Official campaigning for South Korea's presidential election began Tuesday, with the ruling candidate stressing the need to revive the economy from the coronavirus pandemic, while two opposition parties were exploring the possibility of agreeing on a single candidate before the vote on March 9.

Lee Jae Myung, the candidate of the ruling Democratic Party, emphasized his readiness to embrace all political opinions that could benefit the people.

Lee Jae Myung, the presidential candidate of South Korea's ruling Democratic Party, makes a speech in Busan on Feb. 15, 2022. Official campaigning for the March 9 election kicked off the same day. (Kyodo) ==Kyodo

"Uniting (different political parties) is difficult for sure, but it is also the road that we must walk toward," Lee said as he kicked off his campaign in the southeastern port of Busan, the nation's second-largest city following Seoul.

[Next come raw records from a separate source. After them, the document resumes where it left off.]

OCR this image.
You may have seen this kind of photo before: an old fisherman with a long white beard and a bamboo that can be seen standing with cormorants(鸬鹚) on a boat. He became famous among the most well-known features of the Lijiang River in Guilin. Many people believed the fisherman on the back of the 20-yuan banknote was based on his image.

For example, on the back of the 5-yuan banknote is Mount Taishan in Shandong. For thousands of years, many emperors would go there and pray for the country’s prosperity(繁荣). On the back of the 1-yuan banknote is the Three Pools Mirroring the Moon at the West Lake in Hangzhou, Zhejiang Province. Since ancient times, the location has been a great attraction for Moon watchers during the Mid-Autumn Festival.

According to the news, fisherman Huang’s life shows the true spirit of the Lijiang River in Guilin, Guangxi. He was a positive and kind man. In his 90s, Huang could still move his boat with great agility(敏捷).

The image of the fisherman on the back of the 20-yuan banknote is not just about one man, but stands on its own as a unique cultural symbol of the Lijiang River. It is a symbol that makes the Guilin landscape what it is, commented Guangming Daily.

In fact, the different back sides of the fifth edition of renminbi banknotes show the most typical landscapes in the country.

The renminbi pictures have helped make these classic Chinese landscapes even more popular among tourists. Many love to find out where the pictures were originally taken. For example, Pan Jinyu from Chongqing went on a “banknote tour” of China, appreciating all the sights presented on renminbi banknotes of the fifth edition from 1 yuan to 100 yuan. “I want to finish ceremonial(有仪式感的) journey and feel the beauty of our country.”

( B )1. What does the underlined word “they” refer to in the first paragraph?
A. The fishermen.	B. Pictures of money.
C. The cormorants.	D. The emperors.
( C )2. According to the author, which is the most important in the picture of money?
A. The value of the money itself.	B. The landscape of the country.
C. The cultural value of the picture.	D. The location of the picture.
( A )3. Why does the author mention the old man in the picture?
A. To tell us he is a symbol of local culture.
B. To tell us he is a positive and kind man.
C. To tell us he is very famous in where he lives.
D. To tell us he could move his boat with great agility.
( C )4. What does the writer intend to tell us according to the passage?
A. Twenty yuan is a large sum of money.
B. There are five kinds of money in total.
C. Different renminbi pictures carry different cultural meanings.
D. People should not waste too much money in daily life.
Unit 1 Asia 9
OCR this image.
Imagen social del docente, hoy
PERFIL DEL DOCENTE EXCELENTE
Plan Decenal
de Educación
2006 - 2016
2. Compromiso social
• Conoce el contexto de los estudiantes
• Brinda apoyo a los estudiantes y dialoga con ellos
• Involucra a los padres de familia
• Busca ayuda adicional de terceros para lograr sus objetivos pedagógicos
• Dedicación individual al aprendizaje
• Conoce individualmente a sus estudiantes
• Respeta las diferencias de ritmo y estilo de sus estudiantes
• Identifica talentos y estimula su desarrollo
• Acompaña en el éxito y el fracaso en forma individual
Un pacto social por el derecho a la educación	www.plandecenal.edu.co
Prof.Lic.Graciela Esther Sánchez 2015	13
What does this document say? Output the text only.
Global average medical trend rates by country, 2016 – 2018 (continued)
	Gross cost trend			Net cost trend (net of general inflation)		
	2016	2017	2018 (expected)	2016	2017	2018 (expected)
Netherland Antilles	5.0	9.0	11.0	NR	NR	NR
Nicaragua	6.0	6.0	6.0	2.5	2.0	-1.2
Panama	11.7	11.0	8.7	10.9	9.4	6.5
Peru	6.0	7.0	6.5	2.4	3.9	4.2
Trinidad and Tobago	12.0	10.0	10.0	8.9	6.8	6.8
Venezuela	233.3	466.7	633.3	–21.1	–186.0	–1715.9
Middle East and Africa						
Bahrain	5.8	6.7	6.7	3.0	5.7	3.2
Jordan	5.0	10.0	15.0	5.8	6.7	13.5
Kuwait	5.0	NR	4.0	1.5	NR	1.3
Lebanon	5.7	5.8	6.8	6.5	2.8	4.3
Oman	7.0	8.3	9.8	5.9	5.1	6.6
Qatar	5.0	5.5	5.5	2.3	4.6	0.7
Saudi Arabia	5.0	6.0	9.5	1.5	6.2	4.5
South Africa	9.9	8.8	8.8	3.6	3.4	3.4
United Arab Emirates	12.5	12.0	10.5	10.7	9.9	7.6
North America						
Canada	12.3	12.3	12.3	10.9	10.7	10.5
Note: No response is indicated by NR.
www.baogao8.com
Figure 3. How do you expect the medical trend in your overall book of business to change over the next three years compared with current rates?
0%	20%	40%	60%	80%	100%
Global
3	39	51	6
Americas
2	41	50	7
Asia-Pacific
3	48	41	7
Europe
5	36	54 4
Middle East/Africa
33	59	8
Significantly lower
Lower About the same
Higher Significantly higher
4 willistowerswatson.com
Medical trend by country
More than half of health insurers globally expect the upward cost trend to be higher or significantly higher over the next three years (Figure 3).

"Rather than deciding who belongs to this party and who belongs to that party, a government that can make capable people work for the public is the one that we all want, isn't it?" he added, calling it "pragmatic politics."

Lee also stressed that he will solve the nation's economic problems by revitalizing the depressed economy and making continuous growth possible.

Yoon Suk Yeol, the candidate of the main opposition People Power Party, delivered his first speech in Seoul, where he urged voters to work together to achieve political change.

Yoon Suk Yeol, the presidential candidate of South Korea's main opposition People Power Party, makes a speech in Seoul on Feb. 15, 2022. Official campaigning for the March 9 election kicked off the same day. (Kyodo) ==Kyodo

"Let's judge this incapable and corrupt liberal government by changing political power," Yoon said, stressing the current government was not able to solve problems such as surging home prices, fewer jobs and the pandemic.

On diplomatic issues, both Lee and Yoon have said they would prioritize improving South Korea's relationship with Japan if elected as the successor to incumbent President Moon Jae In.

In a recent interview, Lee's foreign affairs adviser expressed eagerness to strengthen security cooperation with Japan through Seoul's military-intelligence sharing agreement with Tokyo.

Ahn Cheol Soo, the presidential candidate of the People's Party, speaks during a debate in Seoul on Jan. 11, 2022, ahead of South Korea's presidential election in March. (Kyodo) ==Kyodo

The remark signaled a departure from the policy of Moon's administration, which has made it clear that South Korea could scrap the General Security of Military Information Agreement, or GSOMIA, anytime, depending on how already strained South Korea-Japan ties fare.

The bilateral relations have sunk to the lowest level in decades due to protracted disputes over wartime history and territory.

In another interview, Yoon's aide said he aims to resume shuttle diplomacy between the two countries, where each nation's leader makes reciprocal visits to the other nation.

Regarding the North Korea issue, both Lee and Yoon have emphasized trilateral cooperation among the United States, South Korea and Japan amid growing tensions after several rounds of missile launches from North Korea last month.

A total of 14 candidates have registered for the 22 days of campaigning, according to the National Election Commission.

Ahn Cheol Soo from the centrist People's Party launched his campaign in the conservative stronghold of Daegu, pledging to build a country in which fairness is prioritized.

"Are the candidates from the two main parties and their families, are they moral and clean?" Ahn said in his speech.

Lee and Yoon have been accused in several scandals, while Yoon's wife allegedly falsified qualifications on her resume, and Lee's spouse reportedly had a public official run her personal errands while her husband was governor.

Ahn, however, has recently opened the door for an alliance with Yoon, who narrowly leads Lee in opinion polls.

According to a survey by polling firm Realmeter released Monday, Yoon's approval rating stood at 41.6 percent, while Lee's was at 39.1 percent and Ahn's at 7.7 percent.

Moon said Tuesday, "The government should put all its efforts into managing the election fairly and safely as the official presidential campaign period starts from today," according to his spokeswoman Park Kyung Mee.